Alle Palästinenser verließen Kirche - Die 13 von Israel als "Top-Terroristen" bezeichneten Männer wurden nach Zypern ausgeflogen - Sie sollen in den kommenden Tagen auf sechs EU-Staaten, darunter Österreich, verteilt werden
Jerusalem-Nikosia, 10.5.02 (KAP) Das Drama um die Geburtskirche in Bethlehem ist am Freitag vormittag zu Ende gegangen. Alle verbliebenen 124 Palästinenser haben die seit 40 Tagen belagerte Kirche verlassen. Wie die israelische Armee am Freitagmorgen mitteilte, befinden sich nur noch rund ein Dutzend Pazifisten, die sich vor gut einer Woche Zugang zu dem Gebäudekomplex verschafft hatten, im Inneren der Kirche.
Die Kirche war seit 2. April besetzt. Am Freitag verließen gegen 6 Uhr früh österreichischer Zeit zunächst 13 von 124 verbliebenen Palästinensern die Kirche, um nach Zypern ausgeflogen zu werden. Nach 8 Uhr kamen 26 weitere Palästinenser aus dem Gotteshaus. Laut einer am Donnerstag erzielten Übereinkunft sollen sie in den Gaza-Streifen abgeschoben werden. Die übrigen 85 Zivilisten, die die Kirche bis 10.30 Uhr verließen, sollen nach Überprüfung ihrer Personalien freigelassen werden.
Die 13 von Israel als "Top-Terroristen" bezeichneten Männer wurden nach Armeeangaben in einem Bus aus der Stadt gebracht. Sie sollen von Zypern in den kommenden Tagen auf mehrere EU-Staaten verteilt werden. Als Ziele wurden sechs EU-Staaten - namentlich Italien, Spanien, Österreich, Portugal, Irland und Luxemburg -, aber auch Griechenland und Kanada genannt. Beobachter vermuten, dass bei der Auswahl der "Aysl-Länder" im Hintergrund auch die vatikanische Diplomatie mitgewirkt hat.

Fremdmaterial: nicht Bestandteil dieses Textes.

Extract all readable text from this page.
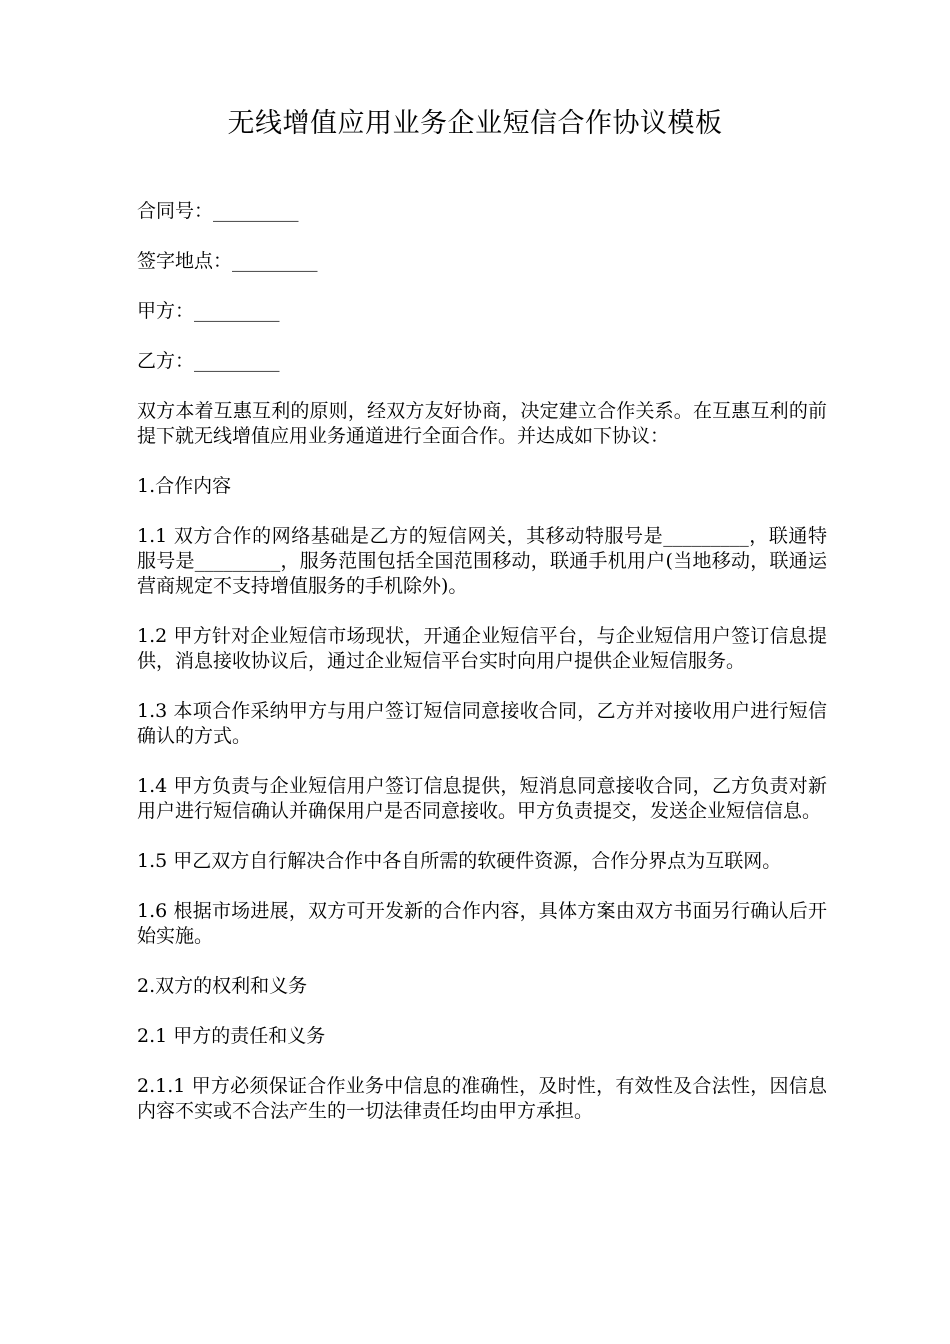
无线增值应用业务企业短信合作协议模板
合同号：_________
签字地点：_________
甲方：_________
乙方：_________

双方本着互惠互利的原则，经双方友好协商，决定建立合作关系。在互惠互利的前提下就无线增值应用业务通道进行全面合作。并达成如下协议：

1.合作内容

1.1 双方合作的网络基础是乙方的短信网关，其移动特服号是_________，联通特服号是_________，服务范围包括全国范围移动，联通手机用户(当地移动，联通运营商规定不支持增值服务的手机除外)。

1.2 甲方针对企业短信市场现状，开通企业短信平台，与企业短信用户签订信息提供，消息接收协议后，通过企业短信平台实时向用户提供企业短信服务。

1.3 本项合作采纳甲方与用户签订短信同意接收合同，乙方并对接收用户进行短信确认的方式。

1.4 甲方负责与企业短信用户签订信息提供，短消息同意接收合同，乙方负责对新用户进行短信确认并确保用户是否同意接收。甲方负责提交，发送企业短信信息。

1.5 甲乙双方自行解决合作中各自所需的软硬件资源，合作分界点为互联网。

1.6 根据市场进展，双方可开发新的合作内容，具体方案由双方书面另行确认后开始实施。

2.双方的权利和义务

2.1 甲方的责任和义务

2.1.1 甲方必须保证合作业务中信息的准确性，及时性，有效性及合法性，因信息内容不实或不合法产生的一切法律责任均由甲方承担。
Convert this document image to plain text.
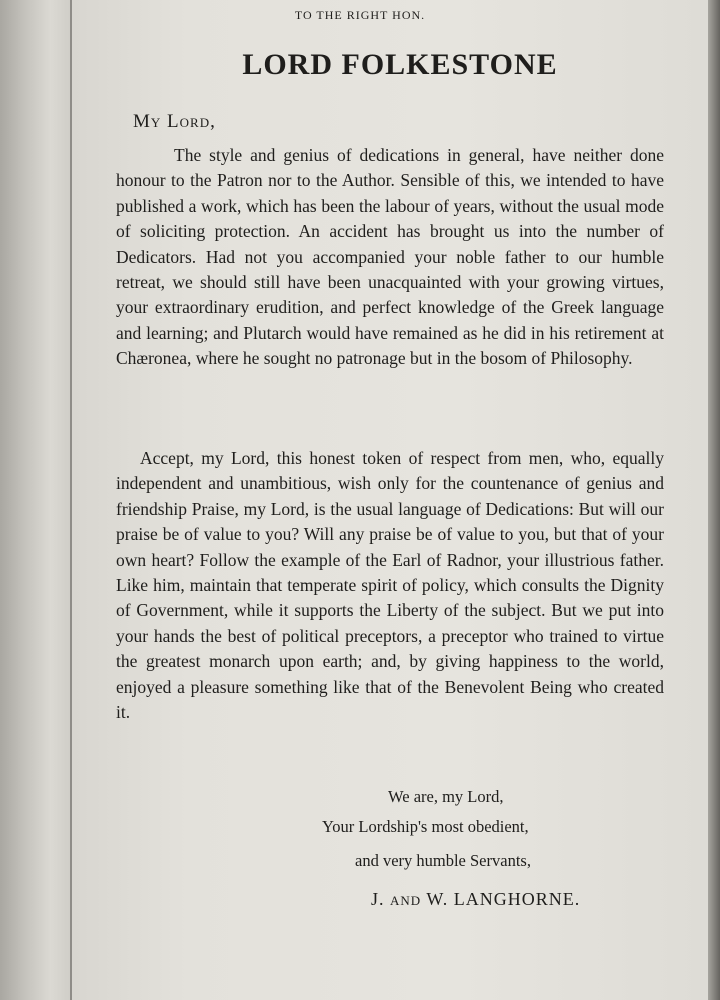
TO THE RIGHT HON.
LORD FOLKESTONE
My Lord,

The style and genius of dedications in general, have neither done honour to the Patron nor to the Author. Sensible of this, we intended to have published a work, which has been the labour of years, without the usual mode of soliciting protection. An accident has brought us into the number of Dedicators. Had not you accompanied your noble father to our humble retreat, we should still have been unacquainted with your growing virtues, your extraordinary erudition, and perfect knowledge of the Greek language and learning; and Plutarch would have remained as he did in his retirement at Chæronea, where he sought no patronage but in the bosom of Philosophy.

Accept, my Lord, this honest token of respect from men, who, equally independent and unambitious, wish only for the countenance of genius and friendship Praise, my Lord, is the usual language of Dedications: But will our praise be of value to you? Will any praise be of value to you, but that of your own heart? Follow the example of the Earl of Radnor, your illustrious father. Like him, maintain that temperate spirit of policy, which consults the Dignity of Government, while it supports the Liberty of the subject. But we put into your hands the best of political preceptors, a preceptor who trained to virtue the greatest monarch upon earth; and, by giving happiness to the world, enjoyed a pleasure something like that of the Benevolent Being who created it.

We are, my Lord,
Your Lordship's most obedient,
and very humble Servants,
J. AND W. LANGHORNE.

Bisher liegt allerdings von keinem der Staaten eine offizielle Bestätigung vor. Italien und Spanien hatten an den Vortagen eine Aufnahme abgelehnt. Die Lösung soll laut unbestätigten Medienberichten auf Vermittlung der Europäischen Union zu Stande gekommen sein.
Am Donnerstagabend hatte die zypriotische Regierung mitgeteilt, das Land sei übergangsweise zur Aufnahme der "Top-Terroristen" bereit. Wie der zypriotische Außenminister Ioannis Kassoulidis am Freitagmorgen im Radio sagte, sollen die Palästinenser nur vorübergehend bleiben. "Die EU wird Anfang kommender Woche entscheiden, welche Staaten sie aufnehmen sollen", sagte Kassoulidis im Radio.
Etchegaray: Wie ein "Zweites Weihnachten"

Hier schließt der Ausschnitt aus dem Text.